This is a walk through of the excellent Andrej Karpathy Neural Networks: Zero to Hero video series on youtube.
I am using the conda environment 'nlpwt' for this repository.
I initially began this notebook yesterday, using docker container heuristic_kilby, but was unable to get the graphviz stuff running, so I switched to the 'nlpwt' conda environment.
Done the first video, The spelled-out intro to neural networks and backpropagation: building micrograd I am really glad I went through the process of watching this video and coding it out myself!
Starting to go through the second video The spelled-out intro to language modeling: building makemore
Continuing to go through and code the third video Building makemore Part2:MLP
Finished up the third video.
I was working through the 4th video and noticed the conda environment nlpwt is using the cpu only version of PyTorch but I want to use the gpu version of PyTorch, so I am going to conda install the gpu version ...
Hmmm ... actually, I am not gonna do that. I am going to create a new conda environment that uses PyTorch and I don't want to use docker just because I don't like those permission issues I get.
I noticed the base conda environment had PyTorch 1.12, so I pip uninstalled it, rebooted, then tried this notebook again under nlpwt, and it looks like this still works. Nice! Hmmm but I still see PyTorch '1.31.1+cu116' in the base environment! I am gonna try to also kill that ...
So I am now gonna run this stuff under docker container sad_nightingale, just because it runs fine and already has PyTorch gpu!
It's strange to see stuff runs slower on the gpu, and other stuff just does not run if we use the gpu.

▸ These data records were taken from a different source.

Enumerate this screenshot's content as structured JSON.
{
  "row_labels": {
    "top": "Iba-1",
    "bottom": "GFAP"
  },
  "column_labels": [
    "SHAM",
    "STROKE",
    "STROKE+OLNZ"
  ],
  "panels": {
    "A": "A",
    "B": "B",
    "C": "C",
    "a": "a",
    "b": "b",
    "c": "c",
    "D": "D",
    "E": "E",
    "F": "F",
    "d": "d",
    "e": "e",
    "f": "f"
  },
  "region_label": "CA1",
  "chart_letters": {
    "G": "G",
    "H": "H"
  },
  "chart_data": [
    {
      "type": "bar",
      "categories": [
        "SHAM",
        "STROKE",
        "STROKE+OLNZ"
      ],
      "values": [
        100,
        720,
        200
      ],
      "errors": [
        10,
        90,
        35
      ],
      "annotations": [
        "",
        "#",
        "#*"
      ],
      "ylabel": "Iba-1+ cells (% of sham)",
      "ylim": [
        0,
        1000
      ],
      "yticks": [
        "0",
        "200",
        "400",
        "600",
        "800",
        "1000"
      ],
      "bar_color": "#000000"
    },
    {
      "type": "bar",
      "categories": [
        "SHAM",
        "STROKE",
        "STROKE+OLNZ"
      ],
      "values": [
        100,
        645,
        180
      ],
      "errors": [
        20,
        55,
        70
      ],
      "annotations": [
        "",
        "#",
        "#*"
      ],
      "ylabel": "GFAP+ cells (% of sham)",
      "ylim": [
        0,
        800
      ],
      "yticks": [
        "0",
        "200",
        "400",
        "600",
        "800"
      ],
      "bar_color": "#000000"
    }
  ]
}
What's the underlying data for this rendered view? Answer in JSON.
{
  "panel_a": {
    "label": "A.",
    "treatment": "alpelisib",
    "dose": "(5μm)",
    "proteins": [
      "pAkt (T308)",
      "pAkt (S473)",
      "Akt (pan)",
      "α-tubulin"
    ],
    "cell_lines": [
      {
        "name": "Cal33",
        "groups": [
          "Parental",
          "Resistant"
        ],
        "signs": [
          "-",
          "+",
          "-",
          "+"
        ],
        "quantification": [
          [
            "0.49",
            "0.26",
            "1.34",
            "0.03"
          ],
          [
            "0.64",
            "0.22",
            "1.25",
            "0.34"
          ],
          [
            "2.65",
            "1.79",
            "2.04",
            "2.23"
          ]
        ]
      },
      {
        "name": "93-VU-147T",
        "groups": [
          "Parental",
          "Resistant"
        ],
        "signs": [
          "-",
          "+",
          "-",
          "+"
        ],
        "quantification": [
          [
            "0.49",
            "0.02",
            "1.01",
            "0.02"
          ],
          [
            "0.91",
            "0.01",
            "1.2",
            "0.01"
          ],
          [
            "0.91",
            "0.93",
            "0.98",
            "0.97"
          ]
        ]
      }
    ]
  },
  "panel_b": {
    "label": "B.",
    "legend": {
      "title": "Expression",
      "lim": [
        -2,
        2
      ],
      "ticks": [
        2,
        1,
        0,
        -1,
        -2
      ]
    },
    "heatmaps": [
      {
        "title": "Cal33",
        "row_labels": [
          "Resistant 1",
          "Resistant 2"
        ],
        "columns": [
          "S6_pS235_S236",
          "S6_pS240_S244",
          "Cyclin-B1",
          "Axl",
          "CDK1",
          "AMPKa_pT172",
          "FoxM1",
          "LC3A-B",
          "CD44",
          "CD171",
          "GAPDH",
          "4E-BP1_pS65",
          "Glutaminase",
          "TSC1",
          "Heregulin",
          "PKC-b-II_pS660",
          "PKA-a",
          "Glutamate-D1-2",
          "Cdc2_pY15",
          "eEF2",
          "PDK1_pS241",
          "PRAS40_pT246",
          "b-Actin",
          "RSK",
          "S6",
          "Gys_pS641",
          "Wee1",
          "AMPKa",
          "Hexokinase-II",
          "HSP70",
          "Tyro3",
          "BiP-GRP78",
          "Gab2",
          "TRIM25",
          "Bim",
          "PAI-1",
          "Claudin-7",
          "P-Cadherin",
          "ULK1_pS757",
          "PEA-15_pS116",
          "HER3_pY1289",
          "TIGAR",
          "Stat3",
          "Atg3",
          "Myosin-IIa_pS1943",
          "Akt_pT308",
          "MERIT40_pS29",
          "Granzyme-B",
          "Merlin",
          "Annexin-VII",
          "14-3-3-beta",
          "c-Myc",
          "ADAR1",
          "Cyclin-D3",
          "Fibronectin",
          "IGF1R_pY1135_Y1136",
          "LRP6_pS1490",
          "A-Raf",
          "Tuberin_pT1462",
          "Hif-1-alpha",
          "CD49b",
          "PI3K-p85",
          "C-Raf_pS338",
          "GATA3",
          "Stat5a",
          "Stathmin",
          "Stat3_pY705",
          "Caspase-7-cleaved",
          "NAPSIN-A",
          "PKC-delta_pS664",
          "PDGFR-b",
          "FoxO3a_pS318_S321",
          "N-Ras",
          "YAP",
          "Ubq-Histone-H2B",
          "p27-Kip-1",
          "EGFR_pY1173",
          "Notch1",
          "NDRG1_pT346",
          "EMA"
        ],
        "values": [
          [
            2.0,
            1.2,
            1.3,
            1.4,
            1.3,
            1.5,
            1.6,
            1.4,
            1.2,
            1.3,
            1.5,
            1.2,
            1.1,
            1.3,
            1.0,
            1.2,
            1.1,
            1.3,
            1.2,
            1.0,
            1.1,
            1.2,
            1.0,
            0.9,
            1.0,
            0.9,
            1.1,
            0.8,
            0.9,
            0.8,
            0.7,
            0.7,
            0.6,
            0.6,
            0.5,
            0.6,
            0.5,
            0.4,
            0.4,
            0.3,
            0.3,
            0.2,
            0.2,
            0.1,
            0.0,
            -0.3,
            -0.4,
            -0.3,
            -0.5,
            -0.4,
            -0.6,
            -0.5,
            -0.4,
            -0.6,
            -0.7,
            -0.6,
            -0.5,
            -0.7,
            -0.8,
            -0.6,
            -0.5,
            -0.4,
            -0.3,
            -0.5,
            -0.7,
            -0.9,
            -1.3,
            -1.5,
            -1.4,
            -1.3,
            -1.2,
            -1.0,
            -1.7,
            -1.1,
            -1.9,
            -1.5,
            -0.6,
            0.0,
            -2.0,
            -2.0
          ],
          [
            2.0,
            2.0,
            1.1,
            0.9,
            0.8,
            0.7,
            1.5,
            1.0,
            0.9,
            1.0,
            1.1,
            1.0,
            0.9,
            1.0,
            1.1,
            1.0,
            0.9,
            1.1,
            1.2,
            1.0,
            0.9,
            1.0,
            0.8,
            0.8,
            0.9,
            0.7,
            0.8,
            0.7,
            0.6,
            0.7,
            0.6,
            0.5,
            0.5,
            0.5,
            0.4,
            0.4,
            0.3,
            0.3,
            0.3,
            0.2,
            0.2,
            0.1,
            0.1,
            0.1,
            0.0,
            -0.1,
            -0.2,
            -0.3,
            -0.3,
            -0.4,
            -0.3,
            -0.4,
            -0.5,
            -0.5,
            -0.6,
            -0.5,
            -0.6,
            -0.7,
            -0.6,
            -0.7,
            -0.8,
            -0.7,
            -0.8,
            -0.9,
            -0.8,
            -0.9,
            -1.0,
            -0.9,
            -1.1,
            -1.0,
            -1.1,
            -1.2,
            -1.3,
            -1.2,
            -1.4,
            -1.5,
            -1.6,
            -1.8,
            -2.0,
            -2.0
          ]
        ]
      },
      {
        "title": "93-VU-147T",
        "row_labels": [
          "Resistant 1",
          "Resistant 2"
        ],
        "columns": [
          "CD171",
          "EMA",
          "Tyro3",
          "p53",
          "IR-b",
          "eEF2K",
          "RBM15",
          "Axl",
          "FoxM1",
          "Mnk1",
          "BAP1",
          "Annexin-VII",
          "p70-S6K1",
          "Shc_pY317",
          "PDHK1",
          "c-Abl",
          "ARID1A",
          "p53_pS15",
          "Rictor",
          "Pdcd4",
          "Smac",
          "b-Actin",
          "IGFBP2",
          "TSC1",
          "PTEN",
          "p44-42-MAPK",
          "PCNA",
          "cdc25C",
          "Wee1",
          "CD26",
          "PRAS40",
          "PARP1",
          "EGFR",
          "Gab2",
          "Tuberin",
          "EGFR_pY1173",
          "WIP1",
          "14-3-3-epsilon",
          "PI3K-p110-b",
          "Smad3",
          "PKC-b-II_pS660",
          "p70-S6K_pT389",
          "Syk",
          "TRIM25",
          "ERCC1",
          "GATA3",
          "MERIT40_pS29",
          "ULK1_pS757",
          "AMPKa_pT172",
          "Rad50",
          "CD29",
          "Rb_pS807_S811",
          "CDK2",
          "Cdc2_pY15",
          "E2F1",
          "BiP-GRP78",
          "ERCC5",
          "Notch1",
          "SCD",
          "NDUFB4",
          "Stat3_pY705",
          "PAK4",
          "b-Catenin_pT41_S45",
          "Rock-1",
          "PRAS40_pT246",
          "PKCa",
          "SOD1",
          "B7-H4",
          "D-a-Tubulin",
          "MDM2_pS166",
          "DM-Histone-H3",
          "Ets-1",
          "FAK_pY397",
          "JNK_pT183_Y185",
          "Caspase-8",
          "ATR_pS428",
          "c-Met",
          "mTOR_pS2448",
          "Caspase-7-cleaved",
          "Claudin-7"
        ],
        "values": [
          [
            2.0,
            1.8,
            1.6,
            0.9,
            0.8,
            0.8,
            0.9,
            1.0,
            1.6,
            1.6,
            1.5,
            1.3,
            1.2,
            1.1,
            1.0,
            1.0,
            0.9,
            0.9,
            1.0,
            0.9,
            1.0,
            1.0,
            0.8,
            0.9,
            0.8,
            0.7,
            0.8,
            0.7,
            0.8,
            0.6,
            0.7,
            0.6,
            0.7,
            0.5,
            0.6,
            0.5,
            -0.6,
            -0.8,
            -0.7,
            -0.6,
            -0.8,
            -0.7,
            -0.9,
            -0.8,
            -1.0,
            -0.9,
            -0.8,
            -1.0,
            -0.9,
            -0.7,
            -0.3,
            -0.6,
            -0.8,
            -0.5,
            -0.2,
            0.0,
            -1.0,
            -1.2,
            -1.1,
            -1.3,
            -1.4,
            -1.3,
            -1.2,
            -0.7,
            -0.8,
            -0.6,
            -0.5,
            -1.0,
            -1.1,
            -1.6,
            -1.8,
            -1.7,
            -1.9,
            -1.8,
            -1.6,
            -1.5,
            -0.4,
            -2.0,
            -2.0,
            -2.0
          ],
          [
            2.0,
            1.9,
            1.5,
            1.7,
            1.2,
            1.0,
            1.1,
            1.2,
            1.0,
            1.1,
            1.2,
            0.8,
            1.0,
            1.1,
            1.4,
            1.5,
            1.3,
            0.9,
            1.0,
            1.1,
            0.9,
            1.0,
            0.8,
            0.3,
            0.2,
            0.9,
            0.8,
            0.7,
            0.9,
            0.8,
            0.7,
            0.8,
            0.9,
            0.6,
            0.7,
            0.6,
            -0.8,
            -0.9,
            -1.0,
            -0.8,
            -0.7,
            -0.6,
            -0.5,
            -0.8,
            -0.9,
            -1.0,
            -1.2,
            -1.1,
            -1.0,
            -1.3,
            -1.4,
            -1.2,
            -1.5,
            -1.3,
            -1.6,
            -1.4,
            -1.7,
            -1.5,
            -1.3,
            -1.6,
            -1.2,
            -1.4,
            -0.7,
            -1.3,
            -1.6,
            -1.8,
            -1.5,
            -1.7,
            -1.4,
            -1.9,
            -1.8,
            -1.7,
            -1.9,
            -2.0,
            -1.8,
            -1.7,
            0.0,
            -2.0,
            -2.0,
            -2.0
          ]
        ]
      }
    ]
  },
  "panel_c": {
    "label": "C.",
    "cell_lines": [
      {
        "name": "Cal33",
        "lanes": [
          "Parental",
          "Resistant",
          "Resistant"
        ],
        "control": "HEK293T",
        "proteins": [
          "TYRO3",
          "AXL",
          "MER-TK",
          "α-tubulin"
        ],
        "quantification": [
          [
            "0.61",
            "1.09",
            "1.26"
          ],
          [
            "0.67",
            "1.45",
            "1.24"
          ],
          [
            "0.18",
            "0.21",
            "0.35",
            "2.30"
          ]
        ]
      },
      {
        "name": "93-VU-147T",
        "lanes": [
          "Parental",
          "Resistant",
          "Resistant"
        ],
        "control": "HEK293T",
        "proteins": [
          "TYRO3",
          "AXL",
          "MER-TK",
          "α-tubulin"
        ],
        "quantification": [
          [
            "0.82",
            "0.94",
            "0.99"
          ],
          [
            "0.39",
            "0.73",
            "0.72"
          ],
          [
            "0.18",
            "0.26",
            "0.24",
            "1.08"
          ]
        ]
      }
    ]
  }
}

So I will continue doing the .to(device) stuff in the code, but will default to using torch.device('cpu').
Continuing working through "Building makemore Part 3: Activations & Gradients, BatchNorm"
Finish with "Building makemore Part 3: Activations & Gradients, BatchNorm". Soo much stuff to unpack from the video. The final code was set into makemore_part2_bn.ipynb.
Continuing with "Building makemore Part 4: Becoming a Backprop Ninja". I am getting the same results in my version of the code 'makemore_part4_backprop.ipynb' compared with when I run the Karpathy version of this code which I replicated into 'makemore_part4_backprop_Karpathy.ipynb'. The video shows all cmp results as equal but I noticed a divergence from when we calculate 'hpreact'. I am not going to try to 'fix' this.
I have been trying to understand why the makemore part 4 code runs significantly faster on the CPU than the GPU. I isolated the code I wanted to compare into the files 'makemore_part4_CPU.ipynb' and 'makemore_part4_GPU.ipynb'. The training loop in the CPU version took 10min 27s while the exact same code in the GPU version took 27min 52s. The question is WHY?!